柊二郎は巨大な姿見と、そこにうつる女性を見て呆けていた。そのせいで、気絶しそうなアリアに気づかなかった。

夜の海のような黒髪は、腰に届かんばかりの長さだ。まげを結わず、鬢付け油の匂いもしない。目鼻立ちがくっきりしていて、吉原の太夫にも劣らないほどの美人だと思った。自分で自分を美人だと思うのは、当然初めてである。

そして、大きい。胸がではない。胸も大きい方だと思うが、それよりも躰そのものが大きい。ぱっと見五尺五寸(約百六十五cm)はある。男の柊二郎は五尺三寸余(約百六十cm)ほどで、享保の男性としては平均レベルである。

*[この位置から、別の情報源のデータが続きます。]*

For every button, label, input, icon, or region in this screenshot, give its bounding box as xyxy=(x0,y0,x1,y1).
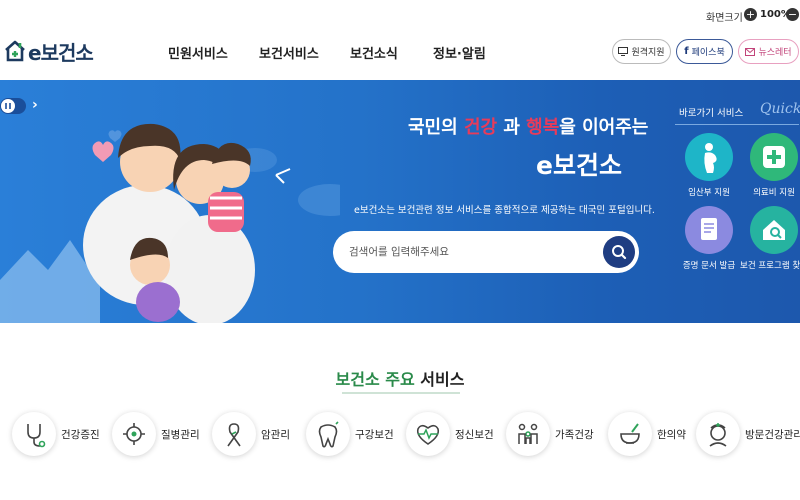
pause-icon xyxy=(0,98,26,114)
quick-title: 바로가기 서비스 xyxy=(679,108,744,119)
section-title-rest: 서비스 xyxy=(414,370,465,389)
tagline-highlight-health: 건강 xyxy=(463,117,498,138)
quick-label: 증명 문서 발급 xyxy=(682,261,736,271)
newsletter-button[interactable]: 뉴스레터 xyxy=(738,39,799,64)
heartbeat-icon xyxy=(406,412,450,456)
site-logo[interactable]: e보건소 xyxy=(4,36,94,66)
search-box xyxy=(333,231,639,273)
service-label: 방문건강관리 xyxy=(745,428,800,441)
search-icon xyxy=(612,245,627,260)
logo-text: e보건소 xyxy=(28,40,94,65)
service-label: 암관리 xyxy=(261,428,290,441)
facebook-icon: f xyxy=(684,46,689,57)
site-header: e보건소 민원서비스 보건서비스 보건소식 정보·알림 원격지원 f 페이스북 … xyxy=(0,30,800,80)
quick-label: 의료비 지원 xyxy=(753,188,795,198)
nav-item-health-service[interactable]: 보건서비스 xyxy=(259,43,319,62)
hero-description: e보건소는 보건관련 정보 서비스를 종합적으로 제공하는 대국민 포털입니다. xyxy=(354,205,655,216)
document-icon xyxy=(685,206,733,254)
hero-banner: ‹ › 국민의 건강 과 행복을 이어주는 e보건소 e보건소는 보건관련 정보… xyxy=(0,80,800,323)
service-disease-control[interactable]: 질병관리 xyxy=(112,409,200,459)
house-logo-icon xyxy=(4,39,26,63)
quick-item-pregnancy[interactable]: 임산부 지원 xyxy=(674,133,744,198)
quick-label: 임산부 지원 xyxy=(688,188,730,198)
service-home-visit-care[interactable]: 방문건강관리 xyxy=(696,409,800,459)
envelope-icon xyxy=(745,47,756,56)
search-button[interactable] xyxy=(603,236,635,268)
service-label: 질병관리 xyxy=(161,428,200,441)
stethoscope-icon xyxy=(12,412,56,456)
nurse-icon xyxy=(696,412,740,456)
remote-support-button[interactable]: 원격지원 xyxy=(612,39,671,64)
remote-support-label: 원격지원 xyxy=(631,48,665,58)
facebook-label: 페이스북 xyxy=(691,48,725,58)
service-label: 한의약 xyxy=(657,428,686,441)
virus-icon xyxy=(112,412,156,456)
hero-illustration xyxy=(0,123,340,323)
mortar-pestle-icon xyxy=(608,412,652,456)
quick-item-medical-cost[interactable]: 의료비 지원 xyxy=(739,133,800,198)
service-cancer-care[interactable]: 암관리 xyxy=(212,409,290,459)
hero-brand: e보건소 xyxy=(536,151,622,180)
zoom-in-button[interactable]: + xyxy=(744,8,757,21)
utility-bar: 화면크기 + 100% − xyxy=(0,0,800,30)
service-family-health[interactable]: 가족건강 xyxy=(506,409,594,459)
quick-label: 보건 프로그램 찾기 xyxy=(740,261,800,271)
nav-item-info[interactable]: 정보·알림 xyxy=(433,43,486,62)
family-icon xyxy=(506,412,550,456)
pregnant-woman-icon xyxy=(685,133,733,181)
tooth-icon xyxy=(306,412,350,456)
service-oriental-medicine[interactable]: 한의약 xyxy=(608,409,686,459)
service-label: 구강보건 xyxy=(355,428,394,441)
quick-item-program-search[interactable]: 보건 프로그램 찾기 xyxy=(735,206,800,271)
monitor-icon xyxy=(618,47,629,56)
hero-tagline: 국민의 건강 과 행복을 이어주는 xyxy=(408,113,648,139)
service-label: 가족건강 xyxy=(555,428,594,441)
house-search-icon xyxy=(750,206,798,254)
tagline-highlight-happiness: 행복 xyxy=(526,117,560,138)
service-label: 정신보건 xyxy=(455,428,494,441)
section-title-green: 보건소 주요 xyxy=(335,370,415,389)
service-label: 건강증진 xyxy=(61,428,100,441)
service-oral-health[interactable]: 구강보건 xyxy=(306,409,394,459)
quick-item-certificate[interactable]: 증명 문서 발급 xyxy=(674,206,744,271)
ribbon-icon xyxy=(212,412,256,456)
tagline-part: 을 이어주는 xyxy=(559,117,649,138)
tagline-part: 과 xyxy=(497,117,527,138)
medical-cross-icon xyxy=(750,133,798,181)
quick-service-panel: 바로가기 서비스 Quick 임산부 지원 의료비 지원 증명 문서 발급 보건… xyxy=(660,80,800,323)
service-health-promotion[interactable]: 건강증진 xyxy=(12,409,100,459)
tagline-part: 국민의 xyxy=(408,117,464,138)
section-title: 보건소 주요 서비스 xyxy=(0,366,800,390)
service-mental-health[interactable]: 정신보건 xyxy=(406,409,494,459)
facebook-button[interactable]: f 페이스북 xyxy=(676,39,733,64)
nav-item-news[interactable]: 보건소식 xyxy=(350,43,398,62)
quick-divider xyxy=(675,124,799,125)
next-slide-icon[interactable]: › xyxy=(32,97,38,113)
quick-script: Quick xyxy=(760,101,800,117)
newsletter-label: 뉴스레터 xyxy=(758,48,792,58)
search-input[interactable] xyxy=(349,242,599,262)
zoom-label: 화면크기 xyxy=(706,13,743,24)
zoom-out-button[interactable]: − xyxy=(786,8,799,21)
nav-item-civil[interactable]: 민원서비스 xyxy=(168,43,228,62)
section-underline xyxy=(342,392,460,394)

振り返れば、アリアも大きい。やはり五尺五寸はありそうだ。

そのアリアが意識を取り戻した。


「あ、お嬢様……お顔をお清めに参りましょう……」


半ば夢遊状態で洗面を施す。

いちいち人任せにするのは癪だが、やり方がわからないから仕方がない。

女性がすべき朝の仕度を一通り終わらせると、アリアがメイド服の裾をつまんで恭しく一礼する。

萌え文化を理解するには、柊二郎は三百年ほど早すぎた。


「改めまして、本日のお世話係はこのアリアがお勤めいたします。ステラお嬢様に誠心誠意尽くし、服従いたします」

(すてら、ってのは俺か? たしかそんな菓子を出島屋で食ったな)


それはかすてらである。

金色の繊毛の上を歩きながら、厚木柊二郎あらためステラ・グリンデルバルト侯爵令嬢は状況の理解につとめていた。